Host Frank Stasio talks with Longmire creator Craig Johnson about the Longmire Mystery Series and about the books becoming a popular television show on A&E and now Netflix. Johnson reads Saturday at 11 a.m. at McIntyre’s Books in Pittsboro and Sunday at 3 p.m. at Quail Ridge Books in Raleigh.
Johnson first conceived his series with a simple question: “What if you did a book with the protagonist – he was the sheriff of the least populated county in the least populated state in America?”
Then he needed to develop that protagonist, and he noticed a trend in characters of other crime stories.
“There’s a certain type of protagonist you tend to see in crime fiction, whether it be in books or in television,” Johnson says. “It’s the 6-foot-2 of twisted steel and sex appeal. Every woman wanted him. Every man feared him. He could kill anyone with a No. 2 Ticonderoga pencil in 3.2 seconds–kind of guy. That’s the guy I hate more than any other character.”
Instead, he created Longmire who was more relatable to the average person.
“He’s what I tend to refer to as ‘over,’” Johnson says. “He’s over-age. He’s overweight. He’s overly depressed, but he still gets up every morning and attempts to do the job.”
“As soon as I lose the subscription to all the newspapers I get, I’m not going to have a thing to write about,” Johnson jokes.
He borrowed ideas from a 1989 story in Glen Ridge, N.J. where everal high school athletes raped a mentally handicapped girl. In the book, he moved the story to Wyoming and made the woman a product of fetal alcohol syndrome.

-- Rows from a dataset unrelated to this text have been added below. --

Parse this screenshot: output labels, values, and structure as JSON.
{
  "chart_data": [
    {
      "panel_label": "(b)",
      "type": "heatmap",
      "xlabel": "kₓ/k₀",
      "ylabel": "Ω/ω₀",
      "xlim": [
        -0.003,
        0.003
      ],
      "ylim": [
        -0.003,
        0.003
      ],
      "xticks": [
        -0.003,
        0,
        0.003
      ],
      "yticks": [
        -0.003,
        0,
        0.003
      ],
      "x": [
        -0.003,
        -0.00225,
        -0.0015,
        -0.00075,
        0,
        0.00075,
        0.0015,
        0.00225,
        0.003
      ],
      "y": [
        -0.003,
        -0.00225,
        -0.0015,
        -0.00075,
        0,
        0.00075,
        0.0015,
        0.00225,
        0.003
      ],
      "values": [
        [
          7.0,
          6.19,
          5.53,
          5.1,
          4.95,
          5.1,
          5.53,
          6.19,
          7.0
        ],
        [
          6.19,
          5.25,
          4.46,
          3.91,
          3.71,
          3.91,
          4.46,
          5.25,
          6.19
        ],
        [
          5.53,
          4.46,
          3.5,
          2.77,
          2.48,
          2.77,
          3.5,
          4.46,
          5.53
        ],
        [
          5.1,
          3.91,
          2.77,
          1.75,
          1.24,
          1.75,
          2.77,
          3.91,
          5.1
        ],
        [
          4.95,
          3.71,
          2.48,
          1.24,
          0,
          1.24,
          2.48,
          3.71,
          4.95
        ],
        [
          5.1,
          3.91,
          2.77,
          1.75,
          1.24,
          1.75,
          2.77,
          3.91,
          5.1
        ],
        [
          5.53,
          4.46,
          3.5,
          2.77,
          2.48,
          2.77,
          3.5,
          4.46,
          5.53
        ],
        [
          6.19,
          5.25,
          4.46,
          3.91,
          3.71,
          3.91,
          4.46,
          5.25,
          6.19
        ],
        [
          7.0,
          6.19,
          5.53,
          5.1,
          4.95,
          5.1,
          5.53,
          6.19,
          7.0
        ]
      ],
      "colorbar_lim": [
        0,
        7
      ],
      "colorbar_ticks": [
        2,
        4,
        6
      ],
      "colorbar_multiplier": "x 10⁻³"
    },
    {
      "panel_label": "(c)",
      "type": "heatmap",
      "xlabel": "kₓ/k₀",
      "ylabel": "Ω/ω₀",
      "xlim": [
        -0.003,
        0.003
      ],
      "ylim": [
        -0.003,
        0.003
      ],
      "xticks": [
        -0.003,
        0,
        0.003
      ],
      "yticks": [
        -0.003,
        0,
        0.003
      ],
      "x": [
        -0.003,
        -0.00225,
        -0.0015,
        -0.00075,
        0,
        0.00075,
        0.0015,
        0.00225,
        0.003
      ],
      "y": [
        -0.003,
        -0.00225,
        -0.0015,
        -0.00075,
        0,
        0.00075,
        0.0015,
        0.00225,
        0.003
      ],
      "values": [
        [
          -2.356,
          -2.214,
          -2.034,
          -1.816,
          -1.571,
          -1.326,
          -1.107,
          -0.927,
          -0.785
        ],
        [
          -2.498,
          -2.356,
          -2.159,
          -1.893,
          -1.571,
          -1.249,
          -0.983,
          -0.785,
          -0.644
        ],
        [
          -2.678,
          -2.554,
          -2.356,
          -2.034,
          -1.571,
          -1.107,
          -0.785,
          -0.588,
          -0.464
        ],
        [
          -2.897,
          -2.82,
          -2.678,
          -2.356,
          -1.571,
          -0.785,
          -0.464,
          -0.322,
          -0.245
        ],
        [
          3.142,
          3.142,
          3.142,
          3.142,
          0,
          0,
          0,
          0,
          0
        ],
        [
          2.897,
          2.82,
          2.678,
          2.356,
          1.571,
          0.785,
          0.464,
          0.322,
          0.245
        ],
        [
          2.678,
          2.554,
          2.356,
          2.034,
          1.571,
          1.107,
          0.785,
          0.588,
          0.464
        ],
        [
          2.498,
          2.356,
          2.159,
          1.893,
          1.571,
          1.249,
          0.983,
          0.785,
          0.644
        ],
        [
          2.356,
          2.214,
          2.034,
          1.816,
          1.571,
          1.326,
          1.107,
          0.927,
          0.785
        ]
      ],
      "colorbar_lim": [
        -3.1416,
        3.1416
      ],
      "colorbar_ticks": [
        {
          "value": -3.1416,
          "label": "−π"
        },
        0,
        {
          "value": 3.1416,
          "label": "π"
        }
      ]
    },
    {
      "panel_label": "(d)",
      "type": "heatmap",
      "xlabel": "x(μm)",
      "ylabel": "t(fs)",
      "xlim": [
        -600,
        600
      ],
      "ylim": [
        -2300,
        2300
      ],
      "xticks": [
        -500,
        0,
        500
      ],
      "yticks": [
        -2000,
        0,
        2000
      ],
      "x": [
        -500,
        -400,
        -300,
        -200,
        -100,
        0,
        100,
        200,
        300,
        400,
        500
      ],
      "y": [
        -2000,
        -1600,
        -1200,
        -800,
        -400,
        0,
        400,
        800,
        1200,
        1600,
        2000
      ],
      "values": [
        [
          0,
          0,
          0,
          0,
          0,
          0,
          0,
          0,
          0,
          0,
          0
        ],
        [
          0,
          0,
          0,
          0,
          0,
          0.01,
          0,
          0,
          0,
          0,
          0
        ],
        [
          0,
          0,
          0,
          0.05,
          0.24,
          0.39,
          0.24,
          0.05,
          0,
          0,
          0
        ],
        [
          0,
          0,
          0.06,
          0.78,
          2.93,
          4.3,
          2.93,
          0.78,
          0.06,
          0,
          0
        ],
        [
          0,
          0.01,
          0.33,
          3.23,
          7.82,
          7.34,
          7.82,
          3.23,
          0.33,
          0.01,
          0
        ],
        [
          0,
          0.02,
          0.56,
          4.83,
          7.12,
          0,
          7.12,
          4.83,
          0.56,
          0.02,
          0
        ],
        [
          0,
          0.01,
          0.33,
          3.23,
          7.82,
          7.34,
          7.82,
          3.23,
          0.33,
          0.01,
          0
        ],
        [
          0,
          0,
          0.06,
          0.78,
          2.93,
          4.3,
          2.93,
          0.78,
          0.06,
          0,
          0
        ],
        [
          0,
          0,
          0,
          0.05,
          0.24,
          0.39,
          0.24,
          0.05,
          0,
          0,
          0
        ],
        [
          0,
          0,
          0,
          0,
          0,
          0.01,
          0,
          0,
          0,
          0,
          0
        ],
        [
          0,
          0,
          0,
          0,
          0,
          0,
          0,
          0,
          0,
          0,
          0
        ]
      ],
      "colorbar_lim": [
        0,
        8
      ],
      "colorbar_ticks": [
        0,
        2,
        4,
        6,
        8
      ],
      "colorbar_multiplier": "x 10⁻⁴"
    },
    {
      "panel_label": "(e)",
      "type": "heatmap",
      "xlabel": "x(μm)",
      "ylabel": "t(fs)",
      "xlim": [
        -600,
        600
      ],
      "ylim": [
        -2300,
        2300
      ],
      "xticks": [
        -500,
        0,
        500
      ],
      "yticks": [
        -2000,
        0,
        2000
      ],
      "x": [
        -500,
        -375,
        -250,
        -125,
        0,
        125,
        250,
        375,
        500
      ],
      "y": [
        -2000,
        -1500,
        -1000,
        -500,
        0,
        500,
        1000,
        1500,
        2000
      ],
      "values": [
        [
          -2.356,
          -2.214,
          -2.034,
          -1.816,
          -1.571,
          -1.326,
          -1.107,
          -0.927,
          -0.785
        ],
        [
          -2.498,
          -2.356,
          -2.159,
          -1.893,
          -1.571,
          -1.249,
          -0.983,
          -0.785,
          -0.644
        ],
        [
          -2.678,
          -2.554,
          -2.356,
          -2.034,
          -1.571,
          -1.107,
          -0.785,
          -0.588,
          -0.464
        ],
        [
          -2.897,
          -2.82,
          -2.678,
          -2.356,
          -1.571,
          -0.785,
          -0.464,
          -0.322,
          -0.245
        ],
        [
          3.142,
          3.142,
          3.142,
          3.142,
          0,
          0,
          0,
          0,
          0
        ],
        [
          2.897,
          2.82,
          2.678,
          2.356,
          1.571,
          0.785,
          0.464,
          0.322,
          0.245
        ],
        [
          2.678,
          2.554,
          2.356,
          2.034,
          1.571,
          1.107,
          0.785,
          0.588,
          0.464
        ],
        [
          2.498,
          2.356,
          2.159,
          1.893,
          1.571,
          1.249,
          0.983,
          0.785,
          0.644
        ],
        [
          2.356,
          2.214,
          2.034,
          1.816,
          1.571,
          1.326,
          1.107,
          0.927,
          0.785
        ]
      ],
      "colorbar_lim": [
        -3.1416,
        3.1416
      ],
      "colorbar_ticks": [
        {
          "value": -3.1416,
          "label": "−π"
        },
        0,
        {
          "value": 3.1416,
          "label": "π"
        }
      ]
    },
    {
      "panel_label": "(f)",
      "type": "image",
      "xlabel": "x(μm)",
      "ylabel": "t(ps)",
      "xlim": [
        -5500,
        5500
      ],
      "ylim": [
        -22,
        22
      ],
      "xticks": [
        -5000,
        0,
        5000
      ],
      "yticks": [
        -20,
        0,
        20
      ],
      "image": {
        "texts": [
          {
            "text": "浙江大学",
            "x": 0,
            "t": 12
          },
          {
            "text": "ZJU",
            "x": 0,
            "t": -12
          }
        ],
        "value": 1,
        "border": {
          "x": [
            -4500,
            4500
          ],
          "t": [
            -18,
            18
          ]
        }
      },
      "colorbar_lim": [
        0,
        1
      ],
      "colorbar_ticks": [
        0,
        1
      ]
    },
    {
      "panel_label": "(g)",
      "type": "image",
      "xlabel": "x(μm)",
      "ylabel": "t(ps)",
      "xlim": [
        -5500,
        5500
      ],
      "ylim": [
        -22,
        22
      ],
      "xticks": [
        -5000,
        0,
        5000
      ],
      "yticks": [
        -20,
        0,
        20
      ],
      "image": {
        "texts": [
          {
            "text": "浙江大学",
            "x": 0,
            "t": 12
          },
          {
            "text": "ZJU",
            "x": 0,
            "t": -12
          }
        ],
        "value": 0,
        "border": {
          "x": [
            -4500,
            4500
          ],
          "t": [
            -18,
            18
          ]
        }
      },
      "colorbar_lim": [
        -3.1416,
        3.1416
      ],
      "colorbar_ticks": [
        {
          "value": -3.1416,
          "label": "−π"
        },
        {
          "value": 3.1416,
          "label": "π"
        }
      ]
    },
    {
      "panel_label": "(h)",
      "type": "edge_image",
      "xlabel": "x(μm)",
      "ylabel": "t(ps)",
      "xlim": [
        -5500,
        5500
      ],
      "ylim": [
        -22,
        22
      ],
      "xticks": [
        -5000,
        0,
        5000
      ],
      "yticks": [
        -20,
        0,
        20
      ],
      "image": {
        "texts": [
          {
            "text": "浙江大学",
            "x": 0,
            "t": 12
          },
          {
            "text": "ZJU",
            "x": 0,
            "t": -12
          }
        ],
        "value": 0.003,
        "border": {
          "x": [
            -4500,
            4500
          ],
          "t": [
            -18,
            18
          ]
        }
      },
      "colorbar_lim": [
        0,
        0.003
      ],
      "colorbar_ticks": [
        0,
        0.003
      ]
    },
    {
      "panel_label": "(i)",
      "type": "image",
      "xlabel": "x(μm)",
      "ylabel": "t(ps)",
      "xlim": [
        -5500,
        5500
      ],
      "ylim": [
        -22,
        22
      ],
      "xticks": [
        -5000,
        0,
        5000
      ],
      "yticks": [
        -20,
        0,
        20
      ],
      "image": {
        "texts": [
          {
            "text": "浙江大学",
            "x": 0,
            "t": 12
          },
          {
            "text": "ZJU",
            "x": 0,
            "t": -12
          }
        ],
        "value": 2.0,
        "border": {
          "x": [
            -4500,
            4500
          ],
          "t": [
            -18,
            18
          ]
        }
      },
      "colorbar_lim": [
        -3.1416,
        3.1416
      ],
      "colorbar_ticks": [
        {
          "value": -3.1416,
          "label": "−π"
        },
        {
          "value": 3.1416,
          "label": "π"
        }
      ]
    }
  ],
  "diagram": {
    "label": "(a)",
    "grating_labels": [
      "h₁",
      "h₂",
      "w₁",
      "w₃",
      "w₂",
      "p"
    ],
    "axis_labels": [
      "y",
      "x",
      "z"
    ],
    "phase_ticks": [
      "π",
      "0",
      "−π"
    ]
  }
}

On a trip to England and France, he noticed multiple Tyrannosaurus rex fossils from Wyoming and looked into it. His last book, “Dry Bones,” came from a three-way dispute over ownership of the T-rex fossils known as Sue in South Dakota.
“I thought, ‘Boy doesn’t that sound like a Walt Longmire mystery?’” Johnson says. “All the permutations and political problems and everything.”
Johnson initially thought of Longmire as a standalone book, but its success led to 14 more books. Then Warner Brothers came calling to gauge his interest in turning the novels into a television show. Johnson liked the idea and came on as a creative consultant.
A&E initially picked up the series and it received solid ratings. But an ownership disagreement after the third season led to A&E canceling the show despite its viewership.
During the months following announcement of the cancellation, a tide of support for the show grew. Fans took to social media, and actors and others associated with the show wanted to see it continue. Netflix picked up the show, noting its previous popularity, and the move from cable to online has given episodes more room to breathe. Despite working with the show, Johnson says it is still odd to see his creation on the screen.
“It’s like having a potted plant in your house for eight or nine years and suddenly waking up one morning and having it talk to you,” Johnson says. “You think you’re prepared for that type of thing but you’re really not.”